Qual è la reale situazione delle carriere uomini e donne nei nostri enti di ricerca italiani?

La situazione delle carriere continua a presentare una dinamica cosiddetta a "forbice". Al Consiglio Nazionale delle Ricerche (CNR), a livello complessivo, la composizione di genere tra il personale di ricerca strutturato mostra una situazione di quasi parità tra uomini e donne a livello base e una forte predominanza maschile nelle posizioni dirigenziali. A ogni avanzamento di carriera assistiamo ad una diminuzione progressiva delle percentuali femminili, fino a una rappresentanza di appena il 20% nelle posizioni apicali. Questo fenomeno si riscontra sia in dipartimenti a prevalenza maschile, come l’ICT o le Scienze Fisiche, sia in quelli a prevalenza femminile, come il dipartimento di Scienze Biomediche, dove ci si aspetterebbe una maggiore presenza di donne nei ruoli di vertice. All’Istituto Nazionale di Fisica Nucleare (INFN) si parte da una base con prevalenza maschile tra il personale tecnologo e di ricerca, per poi osservare una progressiva perdita percentuale di presenza femminile nei livelli. apicali. Uno scenario analogo si osserva nelle Università italiane e in altri Paesi europei, seppure con alcune differenze. Anche sul fronte del precariato le differenze di genere sono notevoli: nelle Università, ad esempio, si registra quasi una parità di genere tra gli assegnisti di ricerca, mentre i contratti a tempo determinato, che offrono maggiori garanzie rispetto agli assegni, sono a maggiore presenza maschile.

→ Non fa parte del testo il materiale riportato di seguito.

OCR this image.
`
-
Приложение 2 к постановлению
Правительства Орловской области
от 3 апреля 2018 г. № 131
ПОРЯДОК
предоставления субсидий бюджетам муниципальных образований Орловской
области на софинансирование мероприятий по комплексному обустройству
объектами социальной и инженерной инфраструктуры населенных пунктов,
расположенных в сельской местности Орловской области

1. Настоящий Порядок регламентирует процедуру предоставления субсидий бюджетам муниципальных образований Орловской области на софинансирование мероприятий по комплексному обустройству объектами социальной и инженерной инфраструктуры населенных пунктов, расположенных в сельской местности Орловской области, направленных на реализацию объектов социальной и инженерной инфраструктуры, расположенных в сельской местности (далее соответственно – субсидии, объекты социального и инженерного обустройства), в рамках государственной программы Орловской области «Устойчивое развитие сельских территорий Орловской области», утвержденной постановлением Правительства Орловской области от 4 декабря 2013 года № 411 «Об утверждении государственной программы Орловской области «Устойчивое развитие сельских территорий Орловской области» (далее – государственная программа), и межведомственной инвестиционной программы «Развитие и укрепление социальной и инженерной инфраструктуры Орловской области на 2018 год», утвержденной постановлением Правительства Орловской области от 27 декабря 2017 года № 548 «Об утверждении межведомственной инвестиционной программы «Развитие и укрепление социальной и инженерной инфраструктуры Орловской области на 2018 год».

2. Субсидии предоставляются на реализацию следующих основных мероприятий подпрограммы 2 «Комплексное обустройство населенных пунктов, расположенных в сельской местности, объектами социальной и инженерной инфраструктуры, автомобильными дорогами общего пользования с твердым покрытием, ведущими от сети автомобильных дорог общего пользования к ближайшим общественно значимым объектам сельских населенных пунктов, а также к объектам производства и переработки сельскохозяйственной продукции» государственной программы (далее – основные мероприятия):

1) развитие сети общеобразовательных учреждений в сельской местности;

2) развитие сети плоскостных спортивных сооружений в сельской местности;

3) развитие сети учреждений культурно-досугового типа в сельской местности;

Il Focus Gender Gap 2024 del consorzio interuniversitario Almalaurea ci dice che se è vero che le donne iscritte alle facoltà tecnico-scientifiche sono molto meno degli uomini, è anche vero che sono le donne a ottenere prestazioni accademiche superiori sia nel voto medio di laurea (104,7 su 110 contro 102,8 degli uomini) sia nella durata del percorso (il 58,6% delle donne conclude gli studi nei tempi previsti rispetto al 54,2% degli uomini). Tuttavia queste migliori prestazioni universitarie non si traducono in un vantaggio nel mondo del lavoro: il gender gap infatti investe anche l’aspetto retributivo e il posizionamento nei ruoli apicali. Perché?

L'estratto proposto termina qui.